La France a bombardé le nord du Mali et des combats ont été engagés dans l'ouest du pays. Mais les islamistes contrôlent toujours les deux tiers du pays. La libération du Nord n'a pas commencé. Et les habitants craignent les représailles.

«On peut fumer la cigarette à Tombouctou. Les femmes n'ont plus à porter le voile intégral. Les islamistes se sont cachés», se réjouit Niamoye Alidji. Rencontrée hier à Bamako, cette enseignante est une personnalité incontournable de Tombouctou. Elle est à la fois présidente d'une association de femmes d'affaires et fondatrice d'une organisation non gouvernementale du domaine de l'éducation.

Tombouctou est l'une des villes du nord du Mali qui ont été la cible des bombardements français au cours des derniers jours. Depuis, on ne voit plus les islamistes dans les rues. Niamoye Alidji s'en réjouit, mais elle n'est pas rassurée pour autant.

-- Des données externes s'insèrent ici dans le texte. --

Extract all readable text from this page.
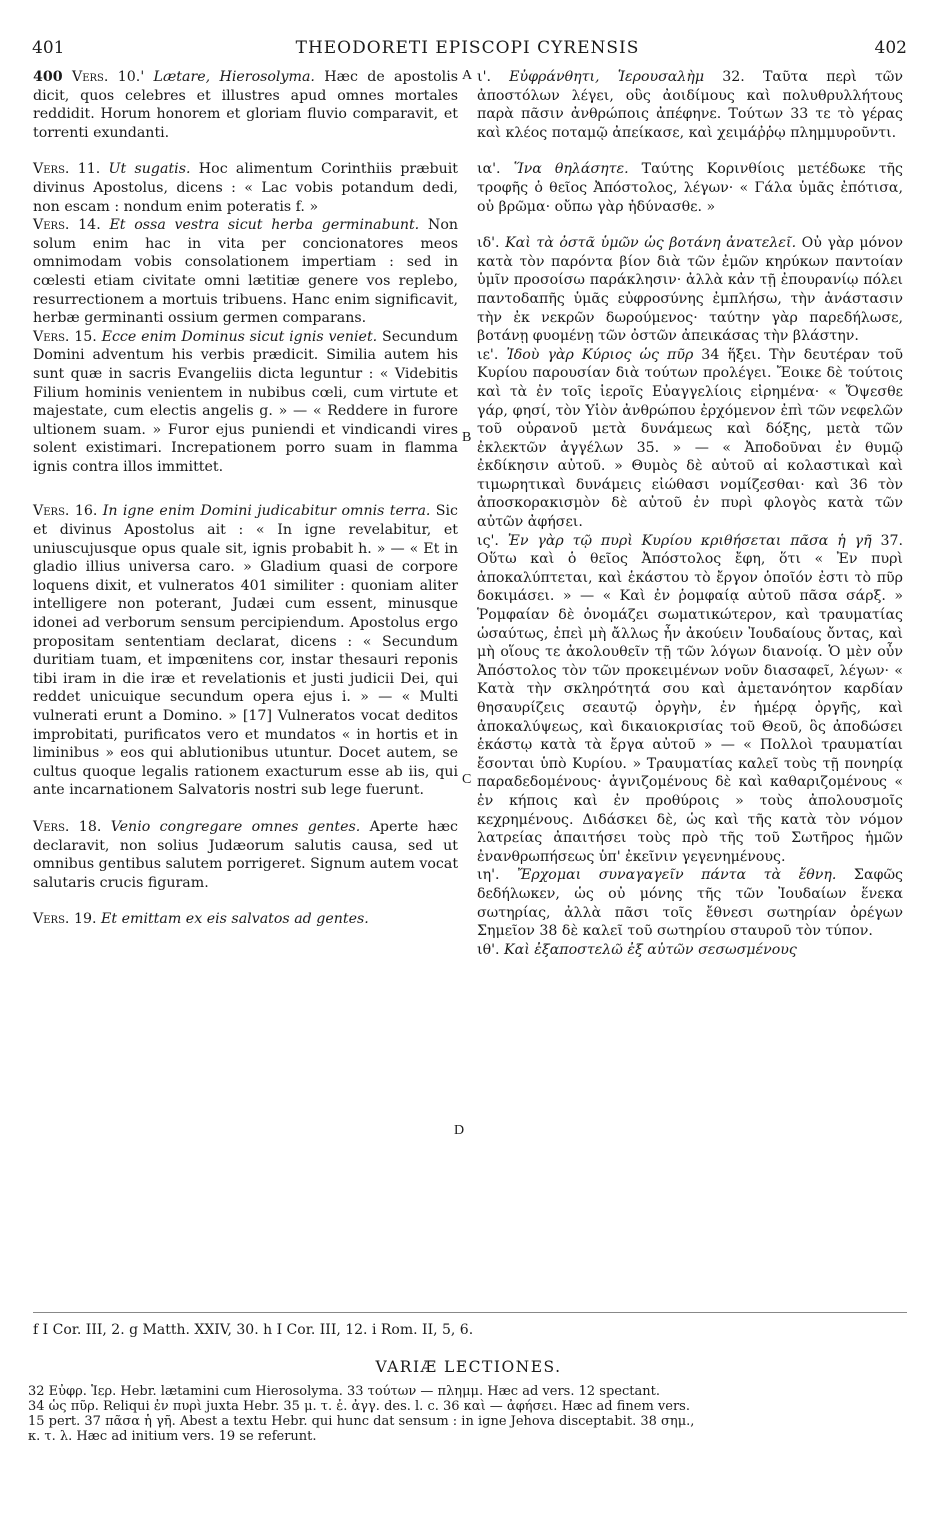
401	THEODORETI EPISCOPI CYRENSIS	402

400 Vers. 10.' Lætare, Hierosolyma. Hæc de apostolis dicit, quos celebres et illustres apud omnes mortales reddidit. Horum honorem et gloriam fluvio comparavit, et torrenti exundanti.

Vers. 11. Ut sugatis. Hoc alimentum Corinthiis præbuit divinus Apostolus, dicens : « Lac vobis potandum dedi, non escam : nondum enim poteratis f. »

Vers. 14. Et ossa vestra sicut herba germinabunt. Non solum enim hac in vita per concionatores meos omnimodam vobis consolationem impertiam : sed in cœlesti etiam civitate omni lætitiæ genere vos replebo, resurrectionem a mortuis tribuens. Hanc enim significavit, herbæ germinanti ossium germen comparans.

Vers. 15. Ecce enim Dominus sicut ignis veniet. Secundum Domini adventum his verbis prædicit. Similia autem his sunt quæ in sacris Evangeliis dicta leguntur : « Videbitis Filium hominis venientem in nubibus cœli, cum virtute et majestate, cum electis angelis g. » — « Reddere in furore ultionem suam. » Furor ejus puniendi et vindicandi vires solent existimari. Increpationem porro suam in flamma ignis contra illos immittet.

Vers. 16. In igne enim Domini judicabitur omnis terra. Sic et divinus Apostolus ait : « In igne revelabitur, et uniuscujusque opus quale sit, ignis probabit h. » — « Et in gladio illius universa caro. » Gladium quasi de corpore loquens dixit, et vulneratos 401 similiter : quoniam aliter intelligere non poterant, Judæi cum essent, minusque idonei ad verborum sensum percipiendum. Apostolus ergo propositam sententiam declarat, dicens : « Secundum duritiam tuam, et impœnitens cor, instar thesauri reponis tibi iram in die iræ et revelationis et justi judicii Dei, qui reddet unicuique secundum opera ejus i. » — « Multi vulnerati erunt a Domino. » [17] Vulneratos vocat deditos improbitati, purificatos vero et mundatos « in hortis et in liminibus » eos qui ablutionibus utuntur. Docet autem, se cultus quoque legalis rationem exacturum esse ab iis, qui ante incarnationem Salvatoris nostri sub lege fuerunt.

Vers. 18. Venio congregare omnes gentes. Aperte hæc declaravit, non solius Judæorum salutis causa, sed ut omnibus gentibus salutem porrigeret. Signum autem vocat salutaris crucis figuram.

Vers. 19. Et emittam ex eis salvatos ad gentes.

A
B
C
D

ι'. Εὐφράνθητι, Ἱερουσαλὴμ 32. Ταῦτα περὶ τῶν ἀποστόλων λέγει, οὓς ἀοιδίμους καὶ πολυθρυλλήτους παρὰ πᾶσιν ἀνθρώποις ἀπέφηνε. Τούτων 33 τε τὸ γέρας καὶ κλέος ποταμῷ ἀπείκασε, καὶ χειμάῤῥῳ πλημμυροῦντι.

ια'. Ἵνα θηλάσητε. Ταύτης Κορινθίοις μετέδωκε τῆς τροφῆς ὁ θεῖος Ἀπόστολος, λέγων· « Γάλα ὑμᾶς ἐπότισα, οὐ βρῶμα· οὔπω γὰρ ἠδύνασθε. »

ιδ'. Καὶ τὰ ὀστᾶ ὑμῶν ὡς βοτάνη ἀνατελεῖ. Οὐ γὰρ μόνον κατὰ τὸν παρόντα βίον διὰ τῶν ἐμῶν κηρύκων παντοίαν ὑμῖν προσοίσω παράκλησιν· ἀλλὰ κἀν τῇ ἐπουρανίῳ πόλει παντοδαπῆς ὑμᾶς εὐφροσύνης ἐμπλήσω, τὴν ἀνάστασιν τὴν ἐκ νεκρῶν δωρούμενος· ταύτην γὰρ παρεδήλωσε, βοτάνῃ φυομένῃ τῶν ὀστῶν ἀπεικάσας τὴν βλάστην.

ιε'. Ἰδοὺ γὰρ Κύριος ὡς πῦρ 34 ἥξει. Τὴν δευτέραν τοῦ Κυρίου παρουσίαν διὰ τούτων προλέγει. Ἔοικε δὲ τούτοις καὶ τὰ ἐν τοῖς ἱεροῖς Εὐαγγελίοις εἰρημένα· « Ὄψεσθε γάρ, φησί, τὸν Υἱὸν ἀνθρώπου ἐρχόμενον ἐπὶ τῶν νεφελῶν τοῦ οὐρανοῦ μετὰ δυνάμεως καὶ δόξης, μετὰ τῶν ἐκλεκτῶν ἀγγέλων 35. » — « Ἀποδοῦναι ἐν θυμῷ ἐκδίκησιν αὐτοῦ. » Θυμὸς δὲ αὐτοῦ αἱ κολαστικαὶ καὶ τιμωρητικαὶ δυνάμεις εἰώθασι νομίζεσθαι· καὶ 36 τὸν ἀποσκορακισμὸν δὲ αὐτοῦ ἐν πυρὶ φλογὸς κατὰ τῶν αὐτῶν ἀφήσει.

ις'. Ἐν γὰρ τῷ πυρὶ Κυρίου κριθήσεται πᾶσα ἡ γῆ 37. Οὕτω καὶ ὁ θεῖος Ἀπόστολος ἔφη, ὅτι « Ἐν πυρὶ ἀποκαλύπτεται, καὶ ἑκάστου τὸ ἔργον ὁποῖόν ἐστι τὸ πῦρ δοκιμάσει. » — « Καὶ ἐν ῥομφαίᾳ αὐτοῦ πᾶσα σάρξ. » Ῥομφαίαν δὲ ὀνομάζει σωματικώτερον, καὶ τραυματίας ὡσαύτως, ἐπεὶ μὴ ἄλλως ἦν ἀκούειν Ἰουδαίους ὄντας, καὶ μὴ οἵους τε ἀκολουθεῖν τῇ τῶν λόγων διανοίᾳ. Ὁ μὲν οὖν Ἀπόστολος τὸν τῶν προκειμένων νοῦν διασαφεῖ, λέγων· « Κατὰ τὴν σκληρότητά σου καὶ ἀμετανόητον καρδίαν θησαυρίζεις σεαυτῷ ὀργὴν, ἐν ἡμέρᾳ ὀργῆς, καὶ ἀποκαλύψεως, καὶ δικαιοκρισίας τοῦ Θεοῦ, ὃς ἀποδώσει ἑκάστῳ κατὰ τὰ ἔργα αὐτοῦ » — « Πολλοὶ τραυματίαι ἔσονται ὑπὸ Κυρίου. » Τραυματίας καλεῖ τοὺς τῇ πονηρίᾳ παραδεδομένους· ἁγνιζομένους δὲ καὶ καθαριζομένους « ἐν κήποις καὶ ἐν προθύροις » τοὺς ἀπολουσμοῖς κεχρημένους. Διδάσκει δὲ, ὡς καὶ τῆς κατὰ τὸν νόμον λατρείας ἀπαιτήσει τοὺς πρὸ τῆς τοῦ Σωτῆρος ἡμῶν ἐνανθρωπήσεως ὑπ' ἐκεῖνιν γεγενημένους.

ιη'. Ἔρχομαι συναγαγεῖν πάντα τὰ ἔθνη. Σαφῶς δεδήλωκεν, ὡς οὐ μόνης τῆς τῶν Ἰουδαίων ἕνεκα σωτηρίας, ἀλλὰ πᾶσι τοῖς ἔθνεσι σωτηρίαν ὀρέγων Σημεῖον 38 δὲ καλεῖ τοῦ σωτηρίου σταυροῦ τὸν τύπον.

ιθ'. Καὶ ἐξαποστελῶ ἐξ αὐτῶν σεσωσμένους

f I Cor. III, 2. g Matth. XXIV, 30. h I Cor. III, 12. i Rom. II, 5, 6.
VARIÆ LECTIONES.

32 Εὐφρ. Ἱερ. Hebr. lætamini cum Hierosolyma. 33 τούτων — πλημμ. Hæc ad vers. 12 spectant.

34 ὡς πῦρ. Reliqui ἐν πυρὶ juxta Hebr. 35 μ. τ. ἐ. ἀγγ. des. l. c. 36 καὶ — ἀφήσει. Hæc ad finem vers.

15 pert. 37 πᾶσα ἡ γῆ. Abest a textu Hebr. qui hunc dat sensum : in igne Jehova disceptabit. 38 σημ.,

κ. τ. λ. Hæc ad initium vers. 19 se referunt.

«Ils ont fait mon neveu prisonnier, dit-elle. Ils l'accusent d'avoir volé du carburant. Ils devaient lui amputer les deux bras. Depuis les bombardements, Ansar Dine [un des groupes armés islamistes] a emmené tous les prisonniers. On n'a plus de nouvelles. Je crains pour sa vie.»

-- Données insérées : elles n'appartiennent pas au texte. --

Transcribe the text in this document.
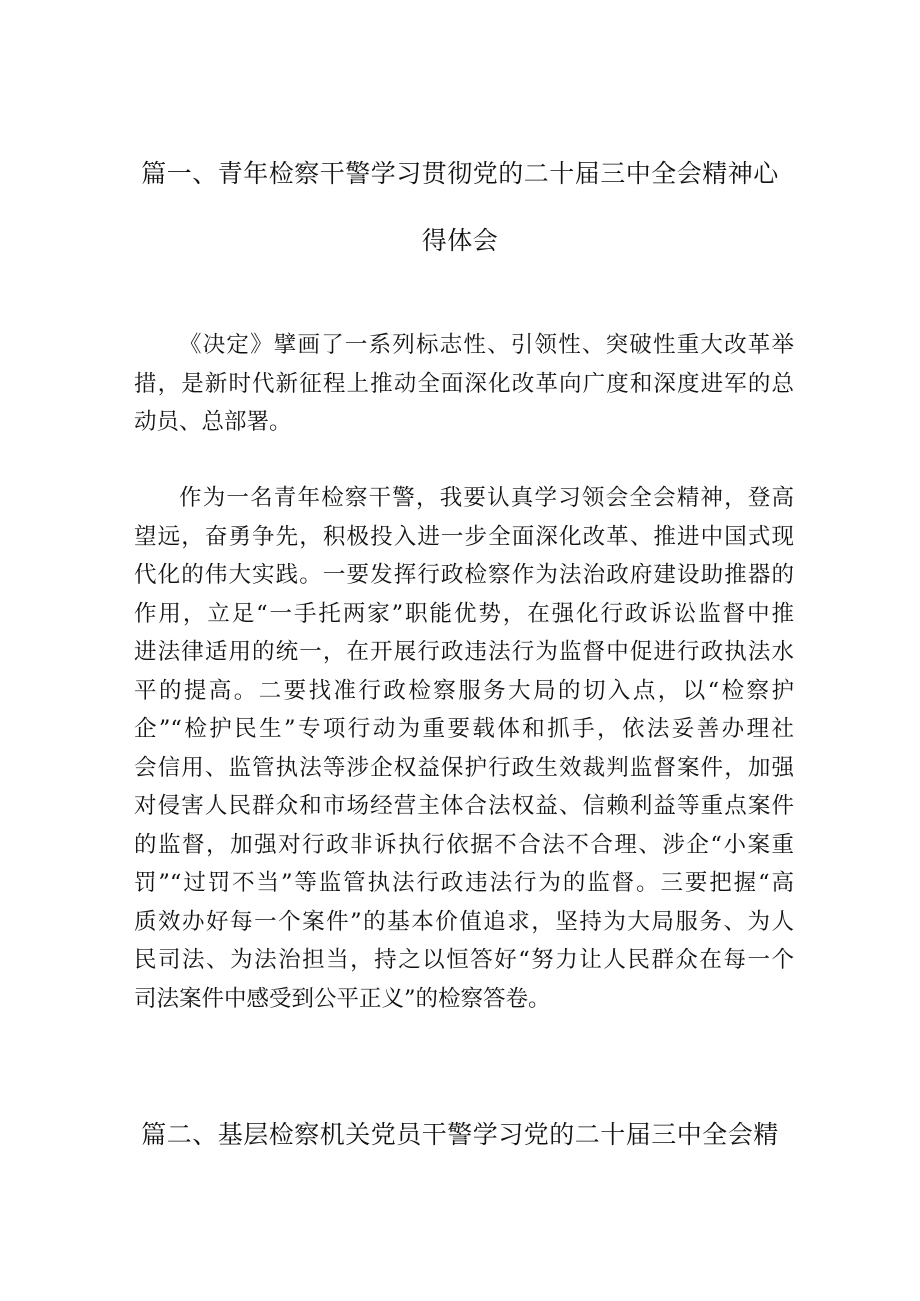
篇一、青年检察干警学习贯彻党的二十届三中全会精神心
得体会
《决定》擘画了一系列标志性、引领性、突破性重大改革举
措，是新时代新征程上推动全面深化改革向广度和深度进军的总
动员、总部署。
作为一名青年检察干警，我要认真学习领会全会精神，登高
望远，奋勇争先，积极投入进一步全面深化改革、推进中国式现
代化的伟大实践。一要发挥行政检察作为法治政府建设助推器的
作用，立足“一手托两家”职能优势，在强化行政诉讼监督中推
进法律适用的统一，在开展行政违法行为监督中促进行政执法水
平的提高。二要找准行政检察服务大局的切入点，以“检察护
企”“检护民生”专项行动为重要载体和抓手，依法妥善办理社
会信用、监管执法等涉企权益保护行政生效裁判监督案件，加强
对侵害人民群众和市场经营主体合法权益、信赖利益等重点案件
的监督，加强对行政非诉执行依据不合法不合理、涉企“小案重
罚”“过罚不当”等监管执法行政违法行为的监督。三要把握“高
质效办好每一个案件”的基本价值追求，坚持为大局服务、为人
民司法、为法治担当，持之以恒答好“努力让人民群众在每一个
司法案件中感受到公平正义”的检察答卷。
篇二、基层检察机关党员干警学习党的二十届三中全会精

Il est en effet pratiquement impossible d'avoir des nouvelles du nord du pays, particulièrement de Gao. Les islamistes ont détruit les liens de communication. De nombreuses personnes, comme Niamoye, craignent qu'ils se vengent sur les populations locales.

Vagues de réfugiés

Niamoye Alidji est loin d'être la seule à avoir quitté le nord du pays. Les bombardements ciblés ont entraîné des mouvements de réfugiés. Déjà, on compte 150 000 réfugiés et 200 000 déplacés, et les chiffres gonflent rapidement.

«Nous avons fui. Nous avions peur que les MUJAO se vengent», explique Aida, interrogée à son arrivée à Bamako, hier matin, en provenance de Gao. Épuisée après deux jours de route, elle raconte son calvaire froidement. «J'ai été violée au printemps dernier. J'avais honte. Depuis, j'ai des problèmes d'incontinence.»

Aida a su qu'elle avait finalement quitté la zone contrôlée par ses bourreaux lorsqu'on a enlevé, dans l'autobus, le rideau séparant les hommes et les femmes. Mais tous ne peuvent quitter ce territoire aussi facilement. À Tombouctou, par exemple, on rapporte que les islamistes saisissent les voitures.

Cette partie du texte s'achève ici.